For the moment we just transform this generator into a regular list:

In [22]:
files_in_folder = folder.iterdir()

files_in_folder = list(files_in_folder)

files_in_folder

[PosixPath('/Users/gw18g940/GoogleDrive/DSL/Trainings/Crash_Course_DataSciPy/Day1/06-Flow_control.ipynb'),
 PosixPath('/Users/gw18g940/GoogleDrive/DSL/Trainings/Crash_Course_DataSciPy/Day1/environment.yml'),
 PosixPath('/Users/gw18g940/GoogleDrive/DSL/Trainings/Crash_Course_DataSciPy/Day1/03-Functions_packages.ipynb'),
 PosixPath('/Users/gw18g940/GoogleDrive/DSL/Trainings/Crash_Course_DataSciPy/Day1/README.md'),
 PosixPath('/Users/gw18g940/GoogleDrive/DSL/Trainings/Crash_Course_DataSciPy/Day1/05-File_handling.ipynb'),
 PosixPath('/Users/gw18g940/GoogleDrive/DSL/Trainings/Crash_Course_DataSciPy/Day1/02-Variables.ipynb'),
 PosixPath('/Users/gw18g940/GoogleDrive/DSL/Trainings/Crash_Course_DataSciPy/Day1/01-Notebooks.ipynb'),
 PosixPath('/Users/gw18g940/GoogleDrive/DSL/Trainings/Crash_Course_DataSciPy/Day1/04-Data_structures.ipynb')]

### Investigating files

Our goal will be to analyze all the notebook files in that folder. However we will need to do some clean-up first as some of the files should be discarded.

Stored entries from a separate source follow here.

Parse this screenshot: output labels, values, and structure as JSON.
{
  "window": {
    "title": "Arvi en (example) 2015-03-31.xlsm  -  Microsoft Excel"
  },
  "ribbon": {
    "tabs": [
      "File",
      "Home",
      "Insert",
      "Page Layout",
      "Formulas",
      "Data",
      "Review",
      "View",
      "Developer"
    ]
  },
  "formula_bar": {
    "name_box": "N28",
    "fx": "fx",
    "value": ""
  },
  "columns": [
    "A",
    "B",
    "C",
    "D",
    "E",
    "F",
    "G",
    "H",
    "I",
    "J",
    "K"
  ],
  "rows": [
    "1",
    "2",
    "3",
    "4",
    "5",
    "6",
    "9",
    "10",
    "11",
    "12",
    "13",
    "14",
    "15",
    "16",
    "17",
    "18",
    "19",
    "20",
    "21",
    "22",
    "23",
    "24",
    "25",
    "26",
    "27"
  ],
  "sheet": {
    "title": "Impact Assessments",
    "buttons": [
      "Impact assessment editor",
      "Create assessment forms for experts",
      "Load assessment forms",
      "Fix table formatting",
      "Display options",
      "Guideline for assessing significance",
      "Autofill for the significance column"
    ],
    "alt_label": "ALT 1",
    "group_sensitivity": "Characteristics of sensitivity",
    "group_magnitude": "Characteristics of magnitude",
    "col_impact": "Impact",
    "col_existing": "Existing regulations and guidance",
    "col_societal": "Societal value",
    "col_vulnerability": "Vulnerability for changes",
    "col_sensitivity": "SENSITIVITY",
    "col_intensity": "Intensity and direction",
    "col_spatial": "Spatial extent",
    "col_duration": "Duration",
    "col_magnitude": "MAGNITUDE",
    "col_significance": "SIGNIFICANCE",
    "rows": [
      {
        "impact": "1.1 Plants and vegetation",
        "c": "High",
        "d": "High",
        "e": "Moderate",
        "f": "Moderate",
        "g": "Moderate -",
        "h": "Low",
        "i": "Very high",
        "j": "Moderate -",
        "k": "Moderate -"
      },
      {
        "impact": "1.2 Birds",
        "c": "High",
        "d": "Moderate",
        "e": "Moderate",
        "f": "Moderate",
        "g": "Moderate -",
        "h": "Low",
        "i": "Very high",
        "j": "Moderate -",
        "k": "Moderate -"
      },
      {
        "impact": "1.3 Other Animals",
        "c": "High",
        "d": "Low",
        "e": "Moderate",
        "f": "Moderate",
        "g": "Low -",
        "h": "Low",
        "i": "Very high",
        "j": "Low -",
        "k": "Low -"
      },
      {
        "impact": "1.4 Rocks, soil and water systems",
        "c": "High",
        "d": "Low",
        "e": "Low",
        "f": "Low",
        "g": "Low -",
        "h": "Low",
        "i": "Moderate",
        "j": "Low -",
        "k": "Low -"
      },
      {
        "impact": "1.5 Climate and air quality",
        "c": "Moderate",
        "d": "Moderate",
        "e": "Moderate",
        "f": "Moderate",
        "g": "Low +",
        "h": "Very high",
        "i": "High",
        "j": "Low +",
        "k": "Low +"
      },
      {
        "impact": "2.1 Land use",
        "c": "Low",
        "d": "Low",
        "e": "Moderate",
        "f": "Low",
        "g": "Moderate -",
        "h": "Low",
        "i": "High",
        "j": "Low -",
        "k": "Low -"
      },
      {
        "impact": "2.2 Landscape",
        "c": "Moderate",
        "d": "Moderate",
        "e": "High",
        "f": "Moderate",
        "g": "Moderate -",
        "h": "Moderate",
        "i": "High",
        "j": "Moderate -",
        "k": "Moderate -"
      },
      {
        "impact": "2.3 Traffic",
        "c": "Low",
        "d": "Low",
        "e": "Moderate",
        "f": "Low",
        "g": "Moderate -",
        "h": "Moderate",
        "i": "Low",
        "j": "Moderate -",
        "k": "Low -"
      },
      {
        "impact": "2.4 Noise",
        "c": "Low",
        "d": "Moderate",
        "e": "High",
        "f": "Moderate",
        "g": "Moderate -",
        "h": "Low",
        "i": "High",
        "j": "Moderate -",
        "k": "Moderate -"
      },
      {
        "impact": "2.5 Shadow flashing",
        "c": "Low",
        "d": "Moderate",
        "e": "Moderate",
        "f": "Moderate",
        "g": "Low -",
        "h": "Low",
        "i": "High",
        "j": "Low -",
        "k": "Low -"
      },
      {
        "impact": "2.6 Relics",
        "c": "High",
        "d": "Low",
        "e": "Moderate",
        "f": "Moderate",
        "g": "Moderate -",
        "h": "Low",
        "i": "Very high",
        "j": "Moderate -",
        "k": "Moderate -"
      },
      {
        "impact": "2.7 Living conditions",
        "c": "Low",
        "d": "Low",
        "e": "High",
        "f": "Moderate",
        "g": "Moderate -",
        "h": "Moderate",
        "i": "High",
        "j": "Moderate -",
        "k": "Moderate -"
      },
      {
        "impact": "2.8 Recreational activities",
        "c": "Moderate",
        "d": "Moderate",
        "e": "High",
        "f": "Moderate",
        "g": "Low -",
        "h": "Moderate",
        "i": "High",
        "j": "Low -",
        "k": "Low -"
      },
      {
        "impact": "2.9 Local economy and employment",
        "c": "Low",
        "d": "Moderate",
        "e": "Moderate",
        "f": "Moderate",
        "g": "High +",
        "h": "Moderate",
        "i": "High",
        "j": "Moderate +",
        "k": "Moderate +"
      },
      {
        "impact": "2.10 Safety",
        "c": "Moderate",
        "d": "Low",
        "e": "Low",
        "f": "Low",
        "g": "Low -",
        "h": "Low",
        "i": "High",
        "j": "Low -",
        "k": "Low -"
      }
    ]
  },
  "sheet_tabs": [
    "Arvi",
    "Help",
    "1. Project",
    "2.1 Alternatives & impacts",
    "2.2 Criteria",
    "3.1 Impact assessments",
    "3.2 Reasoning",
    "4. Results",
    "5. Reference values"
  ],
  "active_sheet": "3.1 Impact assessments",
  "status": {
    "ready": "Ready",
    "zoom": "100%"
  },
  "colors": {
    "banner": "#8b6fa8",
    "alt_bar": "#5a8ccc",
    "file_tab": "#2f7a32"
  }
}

Again, each of the elements of ```files_in_folder``` is a ```Path``` object and we can get multiple features such as: 
- the folder the file belongs to:

In [23]:
files_in_folder[0].parent

PosixPath('/Users/gw18g940/GoogleDrive/DSL/Trainings/Crash_Course_DataSciPy/Day1')

- the name of the file:

In [24]:
files_in_folder[0].name

'06-Flow_control.ipynb'

- the two parts of the file: name and extension:

In [25]:
files_in_folder[0].stem

'06-Flow_control'

In [26]:
files_in_folder[0].suffix

'.ipynb'

While all these elements could be recovered from a path represented as a simple string, the ```Path``` object just makes this massively easier, so we definitely recommend to use it!

## Other functions and modules

A few other functionalities are useful to know. For example you can directly find files containing certain sub-texts using the `glob` function:

In [28]:
folder.glob('*.ipynb')

<generator object Path.glob at 0x105766790>

The `os` module can also be very useful. It gives you a lot of information about your system, includng current location etc. For example:

In [29]:
import os

os.getcwd()

'/Users/gw18g940/GoogleDrive/DSL/Trainings/Crash_Course_DataSciPy/Day1'

Here we can see that the current location is the folder where this notebook is located. Naturally, we can transform the returned path into a `Path` object to further manipulate it:

In [31]:
Path(os.getcwd())

PosixPath('/Users/gw18g940/GoogleDrive/DSL/Trainings/Crash_Course_DataSciPy/Day1')

We can also create new directories using the `mkdir` method:

In [33]:
newfolder = folder.joinpath('newfolder')
newfolder.mkdir(parents=True, exist_ok=True)

## Exeracise

1. Create a Path object that points ot the main course reposiitory on your computer (the one containing the Da1, Day2 etc. folders).
2. Create a list of the contents of that directory.
3. For a few of the files, check if they are files or directories.
4. Create a new folder in that directory called `myfolder`.